Confession catch-up

Feb 11, 2004 at 12:00 am

In an appeal that was expected to be filed Tuesday, the attorney for Vidale McDowell contends that, among other things, an erroneous decision by Wayne County Circuit Court Judge Ulysses W. Boykin resulted in his client being wrongfully convicted of the murder of Detroit resident Janice Williams.

McDowell’s case was the subject of a recent Metro Times exposé (“Confessions & recantations,” MT, Jan. 21). Our story highlighted how McDowell’s conviction for the murder of Williams on Jan. 24, 2002, hinged on a confession provided by McDowell’s 13-year-old friend, Antoine Morris, son of the murdered woman. Morris initially denied having any knowledge of the crime. But after intense and repeated interrogation by Detroit police, he implicated both himself and McDowell.
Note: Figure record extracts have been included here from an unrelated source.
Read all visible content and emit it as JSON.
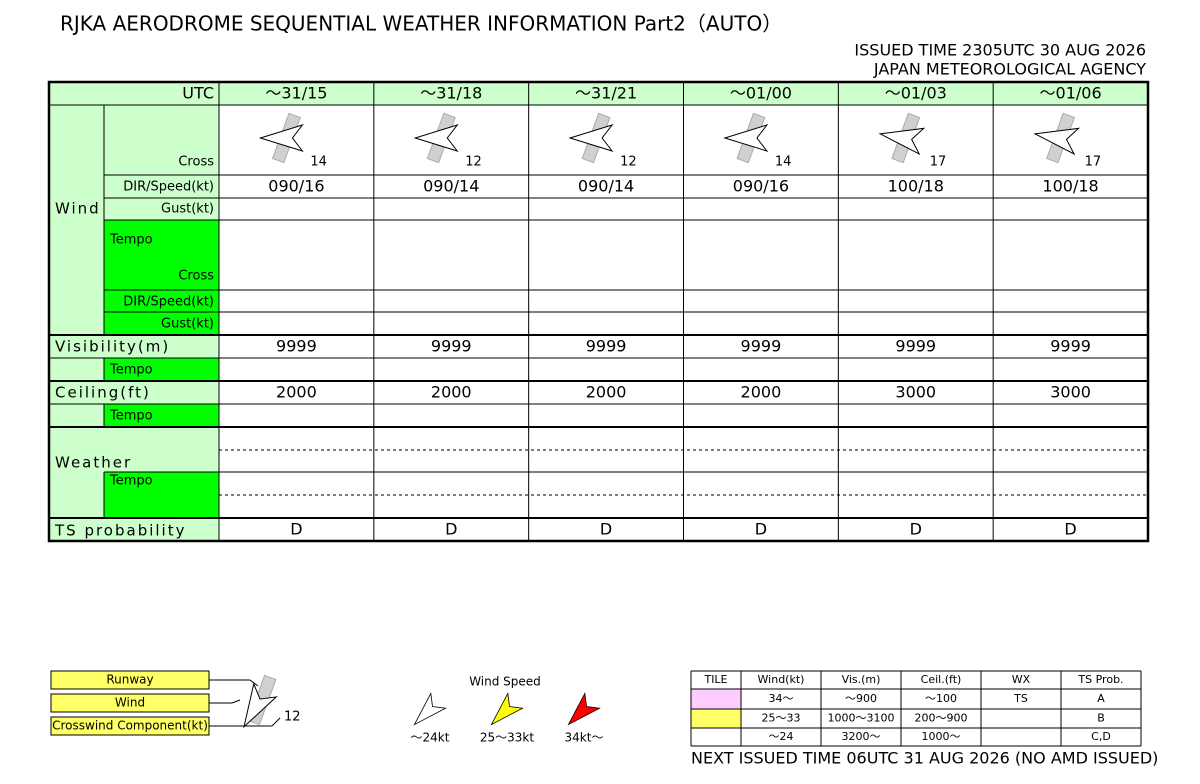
{
  "header": {
    "title": "RJKA AERODROME SEQUENTIAL WEATHER INFORMATION Part2（AUTO）",
    "issued": "ISSUED TIME 2305UTC 30 AUG 2026",
    "agency": "JAPAN METEOROLOGICAL AGENCY"
  },
  "table": {
    "utc_label": "UTC",
    "wind_label": "Wind",
    "cross_label": "Cross",
    "dir_speed_label": "DIR/Speed(kt)",
    "gust_label": "Gust(kt)",
    "tempo_label": "Tempo",
    "visibility_label": "Visibility(m)",
    "ceiling_label": "Ceiling(ft)",
    "weather_label": "Weather",
    "ts_label": "TS probability",
    "columns": [
      {
        "time": "～31/15",
        "crosswind": 14,
        "dir_speed": "090/16",
        "visibility": 9999,
        "ceiling": 2000,
        "ts": "D"
      },
      {
        "time": "～31/18",
        "crosswind": 12,
        "dir_speed": "090/14",
        "visibility": 9999,
        "ceiling": 2000,
        "ts": "D"
      },
      {
        "time": "～31/21",
        "crosswind": 12,
        "dir_speed": "090/14",
        "visibility": 9999,
        "ceiling": 2000,
        "ts": "D"
      },
      {
        "time": "～01/00",
        "crosswind": 14,
        "dir_speed": "090/16",
        "visibility": 9999,
        "ceiling": 2000,
        "ts": "D"
      },
      {
        "time": "～01/03",
        "crosswind": 17,
        "dir_speed": "100/18",
        "visibility": 9999,
        "ceiling": 3000,
        "ts": "D"
      },
      {
        "time": "～01/06",
        "crosswind": 17,
        "dir_speed": "100/18",
        "visibility": 9999,
        "ceiling": 3000,
        "ts": "D"
      }
    ]
  },
  "legend": {
    "labels": [
      "Runway",
      "Wind",
      "Crosswind Component(kt)"
    ],
    "example_crosswind": 12,
    "speed_title": "Wind Speed",
    "speeds": [
      {
        "label": "～24kt",
        "color": "#ffffff"
      },
      {
        "label": "25～33kt",
        "color": "#ffff00"
      },
      {
        "label": "34kt～",
        "color": "#ff0000"
      }
    ]
  },
  "tiles": {
    "headers": [
      "TILE",
      "Wind(kt)",
      "Vis.(m)",
      "Ceil.(ft)",
      "WX",
      "TS Prob."
    ],
    "rows": [
      {
        "color": "#ffccff",
        "cells": [
          "34～",
          "～900",
          "～100",
          "TS",
          "A"
        ]
      },
      {
        "color": "#ffff66",
        "cells": [
          "25～33",
          "1000～3100",
          "200～900",
          null,
          "B"
        ]
      },
      {
        "color": "#ffffff",
        "cells": [
          "～24",
          "3200～",
          "1000～",
          null,
          "C,D"
        ]
      }
    ]
  },
  "footer": "NEXT ISSUED TIME 06UTC 31 AUG 2026 (NO AMD ISSUED)"
}
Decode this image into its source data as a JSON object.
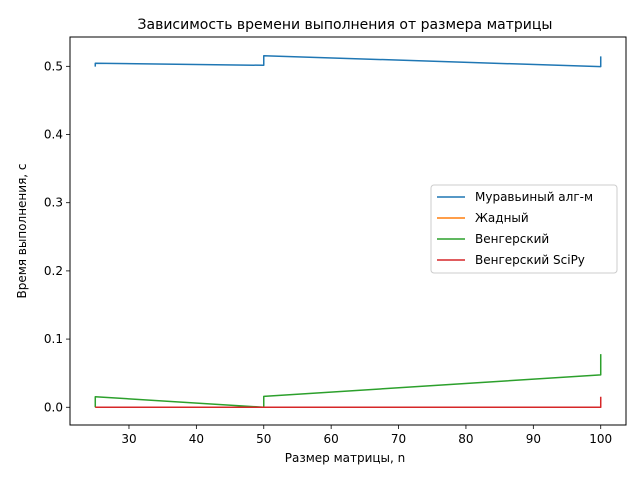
{
  "chart_data": {
    "type": "line",
    "title": "Зависимость времени выполнения от размера матрицы",
    "xlabel": "Размер матрицы, n",
    "ylabel": "Время выполнения, с",
    "xlim": [
      21.25,
      103.75
    ],
    "ylim": [
      -0.026,
      0.543
    ],
    "xticks": [
      30,
      40,
      50,
      60,
      70,
      80,
      90,
      100
    ],
    "yticks": [
      0.0,
      0.1,
      0.2,
      0.3,
      0.4,
      0.5
    ],
    "ytick_labels": [
      "0.0",
      "0.1",
      "0.2",
      "0.3",
      "0.4",
      "0.5"
    ],
    "grid": false,
    "legend_position": "center-right",
    "series": [
      {
        "name": "Муравьиный алг-м",
        "color": "#1f77b4",
        "points": [
          [
            25,
            0.4995
          ],
          [
            25,
            0.5045
          ],
          [
            50,
            0.5015
          ],
          [
            50,
            0.5155
          ],
          [
            100,
            0.4995
          ],
          [
            100,
            0.5145
          ]
        ]
      },
      {
        "name": "Жадный",
        "color": "#ff7f0e",
        "points": [
          [
            25,
            0.0
          ],
          [
            25,
            0.0
          ],
          [
            50,
            0.0
          ],
          [
            50,
            0.0
          ],
          [
            100,
            0.0
          ],
          [
            100,
            0.0
          ]
        ]
      },
      {
        "name": "Венгерский",
        "color": "#2ca02c",
        "points": [
          [
            25,
            0.0
          ],
          [
            25,
            0.0155
          ],
          [
            50,
            0.0
          ],
          [
            50,
            0.016
          ],
          [
            100,
            0.0475
          ],
          [
            100,
            0.078
          ]
        ]
      },
      {
        "name": "Венгерский SciPy",
        "color": "#d62728",
        "points": [
          [
            25,
            0.0
          ],
          [
            25,
            0.0
          ],
          [
            50,
            0.0
          ],
          [
            50,
            0.0
          ],
          [
            100,
            0.0
          ],
          [
            100,
            0.0155
          ]
        ]
      }
    ]
  }
}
As a result of his cooperation, Morris was spared time behind bars, receiving probation instead. However, Morris almost immediately recanted his statement, saying the confession was coerced.

The appeal hinges in large part on the Sixth Amendment to the U.S. Constitution, which states: “In all criminal prosecutions, the accused shall enjoy the right … to be confronted with the witnesses against them.”

Because of rulings by Boykin, McDowell, now 19, was never able to challenge the only person claiming to have witnessed the crime, asserts McDowell attorney Robert M. Morgan in documents expected to be filed with the Michigan Court of Appeals.

Boykin was not available for comment prior to press time Monday.

Morris, who provided three contradictory statements to police, finally agreed to implicate himself and McDowell only after police allegedly told the teen that if he didn’t cooperate he would wind up in jail where he would become someone’s “girlfriend.” But Morris never took the stand. Instead, his incriminating statement was read to jurors. Morris told Metro Times that, had he been allowed to testify, he would have told jurors that the third statement he provided to police wasn’t true and had been given only because of the pressure police applied to him.

“In this case,” writes attorney Morgan in the appeal, “… the most important ‘witness’ against Vidale McDowell was never mentioned by the prosecutor, never cross-examined by defense counsel, nor ever seen by the jury.”

Boykin’s decision, argues Morgan, amounts to the judge “picking and choosing” which of the prosecution’s witnesses could be cross-examined by defense counsel.

Attorney and law professor Steven Drizin, an expert in false confessions who works at the Center on Wrongful Convictions at Northwestern University School of Law, is expected to file an amicus brief in support of McDowell’s appeal in the coming weeks.